From: James Rogers (jamesr@best.com)
Date: Sat Dec 28 1996 - 01:31:19 MST


At 06:36 PM 12/27/96 -0800, you wrote:
>>On a macroscopic level historical memes seem to follow some very basic
>>patterns and models. Can this be applied on a microscopic level to
>>influence specific targets?
>
>I would be suspicious of the temptation here. To put it crassly,
>we're talking about patterns of vibration within (neuronal vibratory
>firing) and without (vocal chord and tympanum vibration, real as
>in speech or virtual as in literature) human brains, and human
>brains are intractably complex if any physical system is. And even
>the above description is a drastic oversimplification. Personally,
>I think the role played by example is far more powerful in memetic
>evolution than the role played by language. This is why we have
>the maxim "Practice what you preach". This is probably why someone
>around here uses the Gandhi quote "You must be the change you want
>to see in the world" in eir sig.

I may have misrepresented myself here. I have no designs to control people.
I am trying to ascertain, based on what we know of memetics, to what
granularity a generalized (as opposed to individually targeted, e.g.
deliberate brainwashing) meme can be focused. In other words, is it
practically possible for a meme to propagate only within a very narrowly
defined segment of the population?

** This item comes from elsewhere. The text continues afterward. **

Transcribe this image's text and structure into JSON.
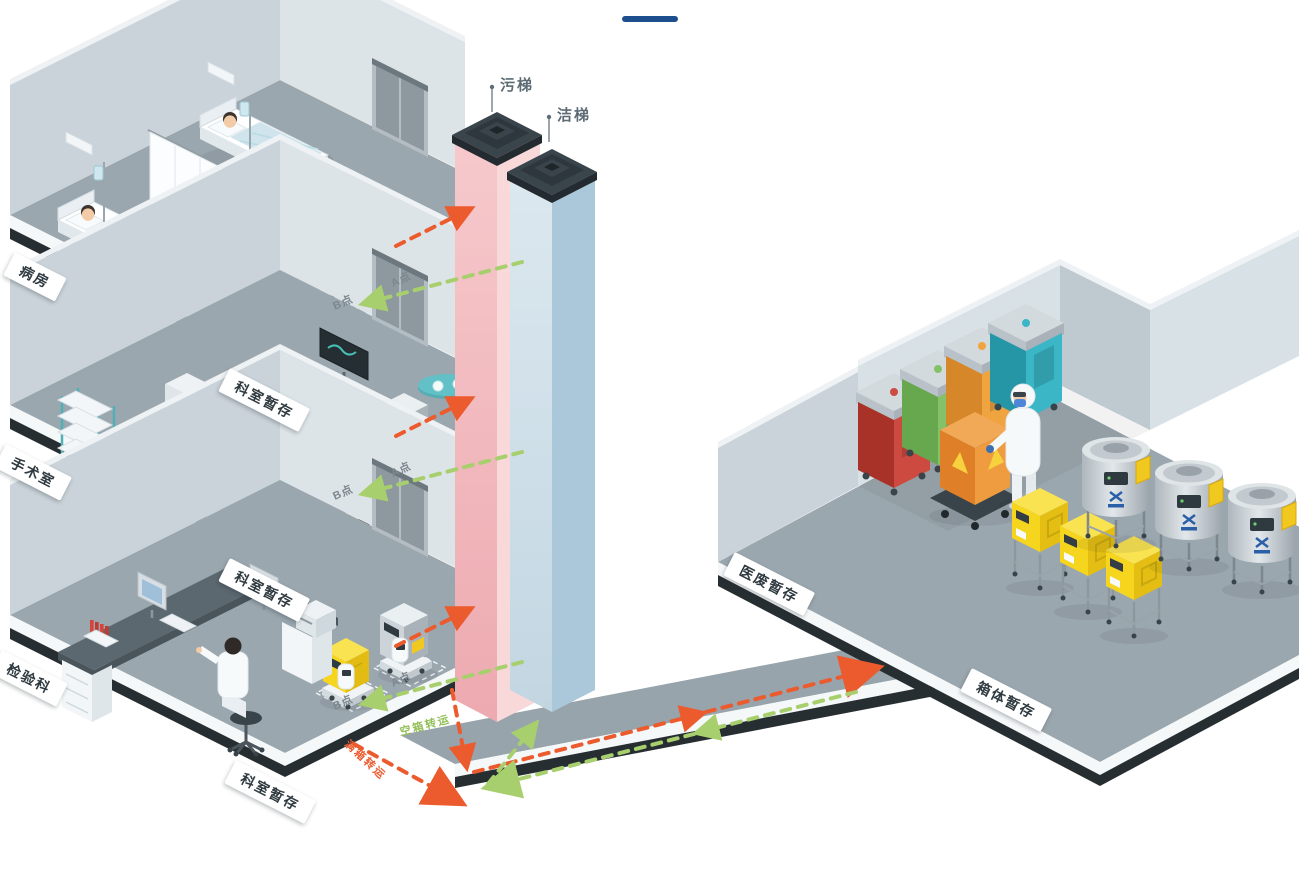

Say for example, a meme which only
propagates amongst white females, ages 34-37, who live in the Pacific
Northwest. There does seem to be instances of fine grained memetic
propagation occuring. I am interested in the factors that control
susceptibility to memetic propagation. What aspect of human cognitive
function is responsible for memetic susceptibility? Some people seem to be
more susceptible than others (bandwagoneers? skeptics?).

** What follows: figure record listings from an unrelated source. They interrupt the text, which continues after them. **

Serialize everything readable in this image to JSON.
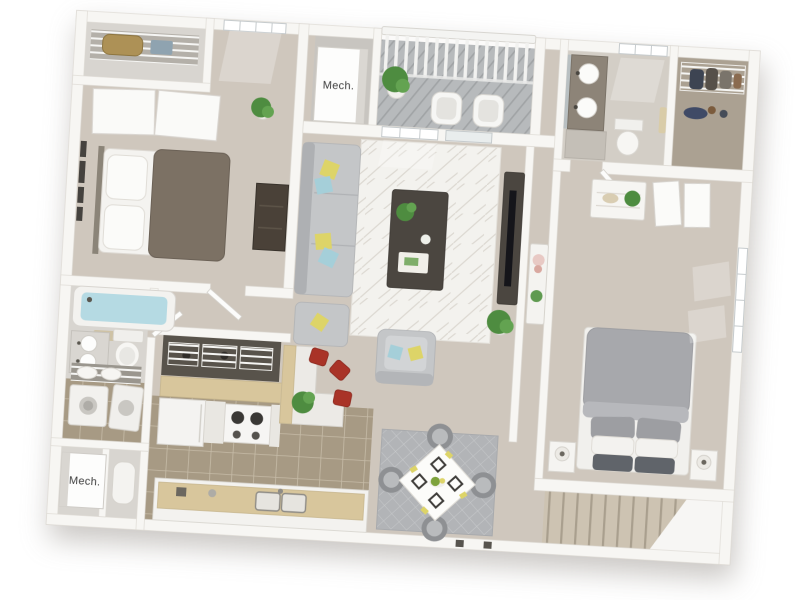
{
  "labels": {
    "mech_top": "Mech.",
    "mech_bottom": "Mech."
  },
  "palette": {
    "background": "#ffffff",
    "wall": "#f7f6f3",
    "wall_shadow": "#dbd7d1",
    "floor_main": "#cfc7bd",
    "floor_light": "#d8d5d0",
    "tile": "#a79a84",
    "tile_grout": "#c6bba7",
    "counter_tan": "#d8c69c",
    "cabinet": "#f3f2ef",
    "sofa_gray": "#c4c6c8",
    "rug_white": "#f3f2ee",
    "rug_gray": "#b2b4b7",
    "bed_gray": "#a7a8ac",
    "dark_wood": "#4b4640",
    "stool_red": "#a93327",
    "plant_green": "#4e8c40",
    "pillow_yellow": "#ddd468",
    "pillow_blue": "#a5cfd9",
    "water_blue": "#b5dae3",
    "stairs_tan": "#cdc3b2",
    "deck_gray": "#b7babc",
    "label_text": "#3b3b3b"
  }
}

Also, would it be possible for a person to detect a meme carefully targeted
at ones self?

>>Would it be possible to build a piece of software that could simulate and
>>predict the evolution of a meme? Would it be possible to build a piece of
>>software that could aid in the design of complex memes? Or a piece of
>>software that could model memes?
>
>Well, you'd want a very sophisticated adaptive computing system.
>Probably something with an Edelmanesque combination of genetic
>algorithms and sophisticated unsupervised-learning feedback neural
>networks. For instance, your brain would make a good prototype for
>such a software system. I hope this doesn't sound snide, because
>I'm being entirely serious. The people who are playing this game
>are applying so much of their brainpower to the problem that they
>develop reputations as "absent-minded professors". Sometimes they
>get lost in the 24th century (is that what happened to Reilly?)
>and they say stupid things like I heard Baudrillard say on the
>radio a few months ago: "We must serve language." Bah!

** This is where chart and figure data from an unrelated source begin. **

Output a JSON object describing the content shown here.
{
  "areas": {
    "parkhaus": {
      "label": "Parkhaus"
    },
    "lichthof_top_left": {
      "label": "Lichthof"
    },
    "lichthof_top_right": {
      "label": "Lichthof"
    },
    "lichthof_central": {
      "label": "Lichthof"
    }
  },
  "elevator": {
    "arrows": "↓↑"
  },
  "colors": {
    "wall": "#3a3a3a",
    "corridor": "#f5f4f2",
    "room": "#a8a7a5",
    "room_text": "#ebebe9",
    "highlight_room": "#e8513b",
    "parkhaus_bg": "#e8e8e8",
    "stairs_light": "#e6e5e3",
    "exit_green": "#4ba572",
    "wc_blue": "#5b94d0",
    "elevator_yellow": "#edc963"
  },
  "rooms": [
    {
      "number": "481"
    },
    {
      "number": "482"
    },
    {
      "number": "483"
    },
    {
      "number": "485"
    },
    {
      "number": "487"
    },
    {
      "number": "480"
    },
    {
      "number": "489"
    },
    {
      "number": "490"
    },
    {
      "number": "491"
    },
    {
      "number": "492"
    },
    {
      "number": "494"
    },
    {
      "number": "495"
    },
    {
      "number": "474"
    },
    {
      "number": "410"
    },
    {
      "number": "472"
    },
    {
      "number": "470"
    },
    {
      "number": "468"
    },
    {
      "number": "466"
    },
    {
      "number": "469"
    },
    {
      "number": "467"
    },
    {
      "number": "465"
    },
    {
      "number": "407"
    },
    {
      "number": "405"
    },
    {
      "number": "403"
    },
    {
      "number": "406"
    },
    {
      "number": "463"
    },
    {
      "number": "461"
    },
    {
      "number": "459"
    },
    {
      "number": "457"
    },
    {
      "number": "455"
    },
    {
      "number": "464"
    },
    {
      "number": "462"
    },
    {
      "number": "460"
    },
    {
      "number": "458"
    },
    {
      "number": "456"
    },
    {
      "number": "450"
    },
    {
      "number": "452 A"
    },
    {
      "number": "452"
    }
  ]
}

I don't actually plan to build software. Building truly effective software
of this nature would potentially more heinous than the invention of the
nuclear bomb. 99% of the people who would interested in it would more than
likely be unsavory characters at best. And besides, historically there have
always been some people who naturally possessed the capability to
effectively create and propagate memes effectively anyway.

I suspect that it would probably *have* to be done using some type of fuzzy,
genetic algorithms because I am not so sure humans will ever have a good
model of this phenomenon. It's not just that; how do you represent
something as abstract as a meme in the concrete environment of a computer in
such a way that it could be useably processed?